# Fryingpan River



## spencerD (Jan 14, 2014)

I know this ain't a Utah river, but just wanted to share a picture of a great fish and an awesome story.

I went out to the Pan this week and spent 2 days on the river with my best fishing buddies. The first day of fishing, we straight up got our butts whooped by the fish. They were rising like mad all over the surface, feeding on what looked like size 26-28 midges. Some of the 24"+ browns hopped clean out of the water for the bugs.

I caught a whole two fish the first day, and the other guys caught around 5, so it was a slow day.

The next day, we decided to really try the mysis shrimp more and we were fishing closer to the dam so it made sense to use it. I fished a mysis with a midge pupa emerger and managed to wrangle in 12 fish the second day, including the best trout of my life to date - a 7lb 24 inch rainbow.










Here's where the story gets nuts - we let the fish go obviously after snapping some pics, and it swam on its merry way back to the depths of the river. About a half hour later, we were fishing downstream of where I caught that fish when my buddy started hollering that he had a fish on. Once he got it in the net, we all kinda looked at it weird before we realized that it was the same fish I'd caught not a half hour ago.
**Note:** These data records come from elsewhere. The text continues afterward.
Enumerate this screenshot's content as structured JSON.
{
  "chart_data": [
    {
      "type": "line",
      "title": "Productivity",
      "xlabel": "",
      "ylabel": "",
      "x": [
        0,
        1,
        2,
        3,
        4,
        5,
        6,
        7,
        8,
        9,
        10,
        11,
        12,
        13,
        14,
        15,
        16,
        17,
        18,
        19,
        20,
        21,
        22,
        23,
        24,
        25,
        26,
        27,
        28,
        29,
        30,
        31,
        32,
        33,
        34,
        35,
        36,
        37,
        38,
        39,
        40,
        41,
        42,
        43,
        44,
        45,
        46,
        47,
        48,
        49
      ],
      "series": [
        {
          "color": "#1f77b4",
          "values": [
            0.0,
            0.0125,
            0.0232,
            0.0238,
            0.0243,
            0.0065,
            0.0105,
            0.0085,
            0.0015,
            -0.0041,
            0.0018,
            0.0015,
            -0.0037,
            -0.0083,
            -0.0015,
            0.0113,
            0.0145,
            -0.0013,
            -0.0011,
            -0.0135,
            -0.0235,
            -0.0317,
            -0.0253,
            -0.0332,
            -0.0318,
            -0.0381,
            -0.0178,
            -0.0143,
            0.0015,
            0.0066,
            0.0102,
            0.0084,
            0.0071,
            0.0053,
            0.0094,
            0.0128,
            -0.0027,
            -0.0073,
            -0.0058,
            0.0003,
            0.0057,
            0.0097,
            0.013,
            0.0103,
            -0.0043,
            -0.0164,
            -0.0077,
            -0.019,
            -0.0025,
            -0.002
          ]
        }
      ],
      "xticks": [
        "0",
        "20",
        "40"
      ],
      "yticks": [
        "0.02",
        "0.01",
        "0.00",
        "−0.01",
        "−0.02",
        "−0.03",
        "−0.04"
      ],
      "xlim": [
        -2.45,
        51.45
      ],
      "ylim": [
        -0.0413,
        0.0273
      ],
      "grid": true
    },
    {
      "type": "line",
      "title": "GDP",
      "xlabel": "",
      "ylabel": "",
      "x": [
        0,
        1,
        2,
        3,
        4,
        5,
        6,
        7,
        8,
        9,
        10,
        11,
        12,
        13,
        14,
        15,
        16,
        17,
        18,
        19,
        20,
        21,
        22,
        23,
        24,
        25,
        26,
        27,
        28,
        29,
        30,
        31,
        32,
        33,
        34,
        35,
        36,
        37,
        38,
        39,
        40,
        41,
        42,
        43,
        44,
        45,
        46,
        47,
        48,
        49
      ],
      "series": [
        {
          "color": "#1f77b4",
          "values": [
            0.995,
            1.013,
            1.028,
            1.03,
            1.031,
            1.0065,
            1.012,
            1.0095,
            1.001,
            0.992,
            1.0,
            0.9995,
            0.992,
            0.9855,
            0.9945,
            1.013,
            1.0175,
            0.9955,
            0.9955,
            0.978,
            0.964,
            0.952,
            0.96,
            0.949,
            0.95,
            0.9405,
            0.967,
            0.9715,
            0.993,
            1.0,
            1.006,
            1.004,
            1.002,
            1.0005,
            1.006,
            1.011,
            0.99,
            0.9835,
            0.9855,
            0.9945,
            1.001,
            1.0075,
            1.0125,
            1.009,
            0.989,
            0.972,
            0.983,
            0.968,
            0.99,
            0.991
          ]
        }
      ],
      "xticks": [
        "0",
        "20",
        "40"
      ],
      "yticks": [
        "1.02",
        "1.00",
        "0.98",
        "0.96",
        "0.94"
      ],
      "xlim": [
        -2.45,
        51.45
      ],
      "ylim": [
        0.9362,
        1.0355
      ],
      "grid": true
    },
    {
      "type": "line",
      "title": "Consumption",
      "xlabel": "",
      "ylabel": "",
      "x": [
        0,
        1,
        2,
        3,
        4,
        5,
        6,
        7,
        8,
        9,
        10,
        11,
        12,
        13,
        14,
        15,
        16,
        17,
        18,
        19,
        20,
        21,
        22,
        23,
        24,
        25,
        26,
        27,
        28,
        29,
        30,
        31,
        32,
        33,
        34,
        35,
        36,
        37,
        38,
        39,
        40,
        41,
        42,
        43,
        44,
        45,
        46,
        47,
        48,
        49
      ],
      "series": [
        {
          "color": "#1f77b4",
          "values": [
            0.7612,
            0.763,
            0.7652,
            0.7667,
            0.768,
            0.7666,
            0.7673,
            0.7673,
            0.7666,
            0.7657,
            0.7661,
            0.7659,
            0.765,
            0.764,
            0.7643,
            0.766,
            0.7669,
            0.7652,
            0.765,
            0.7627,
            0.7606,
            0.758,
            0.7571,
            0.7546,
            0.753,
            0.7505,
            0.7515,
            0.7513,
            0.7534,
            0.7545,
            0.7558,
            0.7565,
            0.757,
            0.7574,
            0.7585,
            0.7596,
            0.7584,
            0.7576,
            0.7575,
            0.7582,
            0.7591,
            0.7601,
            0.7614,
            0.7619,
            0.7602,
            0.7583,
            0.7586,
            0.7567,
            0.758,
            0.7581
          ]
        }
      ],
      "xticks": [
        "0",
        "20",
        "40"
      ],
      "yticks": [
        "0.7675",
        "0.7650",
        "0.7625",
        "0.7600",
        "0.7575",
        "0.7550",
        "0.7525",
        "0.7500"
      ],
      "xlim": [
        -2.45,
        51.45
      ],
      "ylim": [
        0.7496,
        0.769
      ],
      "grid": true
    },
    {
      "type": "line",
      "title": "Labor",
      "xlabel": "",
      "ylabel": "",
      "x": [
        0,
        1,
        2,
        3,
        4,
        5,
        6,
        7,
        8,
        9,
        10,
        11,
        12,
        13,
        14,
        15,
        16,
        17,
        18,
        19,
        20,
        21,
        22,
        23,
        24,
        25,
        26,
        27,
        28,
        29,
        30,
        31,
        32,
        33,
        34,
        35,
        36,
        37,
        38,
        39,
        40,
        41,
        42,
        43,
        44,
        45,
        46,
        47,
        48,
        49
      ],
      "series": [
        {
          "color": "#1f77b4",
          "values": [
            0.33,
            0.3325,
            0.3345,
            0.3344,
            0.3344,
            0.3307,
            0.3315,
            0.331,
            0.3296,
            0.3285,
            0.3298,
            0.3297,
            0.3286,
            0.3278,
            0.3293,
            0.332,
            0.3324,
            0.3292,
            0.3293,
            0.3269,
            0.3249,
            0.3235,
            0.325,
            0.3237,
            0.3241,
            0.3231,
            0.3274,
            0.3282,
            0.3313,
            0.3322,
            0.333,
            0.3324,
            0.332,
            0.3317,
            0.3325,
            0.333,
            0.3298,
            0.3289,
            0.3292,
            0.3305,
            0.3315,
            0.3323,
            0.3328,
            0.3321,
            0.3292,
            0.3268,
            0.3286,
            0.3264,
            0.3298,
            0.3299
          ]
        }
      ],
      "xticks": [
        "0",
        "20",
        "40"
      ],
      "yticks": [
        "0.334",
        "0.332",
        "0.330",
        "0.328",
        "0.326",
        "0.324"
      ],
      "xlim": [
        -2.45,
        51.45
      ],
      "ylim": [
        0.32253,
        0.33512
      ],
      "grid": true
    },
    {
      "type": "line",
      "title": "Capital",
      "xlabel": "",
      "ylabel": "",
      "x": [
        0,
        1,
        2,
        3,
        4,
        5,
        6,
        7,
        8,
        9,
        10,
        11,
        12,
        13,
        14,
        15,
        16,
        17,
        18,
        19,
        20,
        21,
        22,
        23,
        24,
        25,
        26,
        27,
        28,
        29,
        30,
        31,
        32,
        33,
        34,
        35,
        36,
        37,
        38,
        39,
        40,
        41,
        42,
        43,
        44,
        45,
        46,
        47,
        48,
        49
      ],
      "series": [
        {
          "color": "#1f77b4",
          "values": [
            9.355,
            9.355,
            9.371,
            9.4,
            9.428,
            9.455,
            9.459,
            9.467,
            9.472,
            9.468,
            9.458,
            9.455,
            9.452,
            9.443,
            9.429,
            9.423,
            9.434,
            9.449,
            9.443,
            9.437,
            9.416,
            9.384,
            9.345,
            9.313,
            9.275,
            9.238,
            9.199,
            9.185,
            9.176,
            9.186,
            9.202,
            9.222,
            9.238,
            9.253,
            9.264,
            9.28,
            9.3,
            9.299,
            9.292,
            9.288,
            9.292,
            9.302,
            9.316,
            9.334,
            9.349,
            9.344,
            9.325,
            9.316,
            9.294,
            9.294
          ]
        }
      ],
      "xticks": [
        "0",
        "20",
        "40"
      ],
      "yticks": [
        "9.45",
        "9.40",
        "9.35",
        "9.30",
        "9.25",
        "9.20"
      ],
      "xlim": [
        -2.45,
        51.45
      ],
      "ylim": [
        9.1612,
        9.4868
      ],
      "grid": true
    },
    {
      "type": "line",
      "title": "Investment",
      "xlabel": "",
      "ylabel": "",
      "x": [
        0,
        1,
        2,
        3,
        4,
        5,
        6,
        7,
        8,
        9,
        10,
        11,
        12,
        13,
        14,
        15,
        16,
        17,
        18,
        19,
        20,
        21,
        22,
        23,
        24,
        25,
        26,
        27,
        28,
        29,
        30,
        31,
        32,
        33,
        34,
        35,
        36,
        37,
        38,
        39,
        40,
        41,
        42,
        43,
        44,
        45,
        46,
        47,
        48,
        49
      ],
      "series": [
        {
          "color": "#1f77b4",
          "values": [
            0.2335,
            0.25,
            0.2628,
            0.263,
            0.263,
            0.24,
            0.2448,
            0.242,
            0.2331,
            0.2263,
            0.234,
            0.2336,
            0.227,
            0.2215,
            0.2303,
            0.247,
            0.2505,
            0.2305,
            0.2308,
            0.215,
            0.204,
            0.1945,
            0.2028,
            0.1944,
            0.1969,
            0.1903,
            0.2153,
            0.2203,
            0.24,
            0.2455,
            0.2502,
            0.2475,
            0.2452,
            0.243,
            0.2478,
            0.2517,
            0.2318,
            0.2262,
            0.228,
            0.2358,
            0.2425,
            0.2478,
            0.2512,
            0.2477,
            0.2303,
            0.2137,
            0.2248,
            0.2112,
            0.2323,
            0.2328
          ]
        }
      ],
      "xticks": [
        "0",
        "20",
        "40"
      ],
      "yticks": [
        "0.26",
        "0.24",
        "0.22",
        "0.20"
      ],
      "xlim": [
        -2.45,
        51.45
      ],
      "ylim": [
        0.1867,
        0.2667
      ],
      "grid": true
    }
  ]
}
There wasn't any targeting of the fish or trying to catch it again, because that's just not sporting. It just happened to take another mysis shrimp that was drifted right in front of its face. Crazy stuff.

Anyways, the trip was great, and if any of you guys haven't been to the Pan, I highly recommend it. It's a great experience, and probably the most challenging trout water I've fished to date.


----------



## wyogoob (Sep 7, 2007)

beautiful fish!


----------



## brookieguy1 (Oct 14, 2008)

Those hatchery fish behave like that at times. ;-) Just kidding Spence, nice 'bow!


----------



## Catherder (Aug 2, 2008)

From the looks of that fishes mouth, it appears to have been caught about 500 times. Twice in one day is probably the norm.


----------



## spencerD (Jan 14, 2014)

Thanks brookieguy! 

Catherder - wouldn't surprise me at all if that was the case with how much pressure that river gets. 

It did take a near-perfect drift for it to bite the first time. Then it ripped around the river all sorts of pissed off. Such a fun catch, definitely gonna remember this one forever!


----------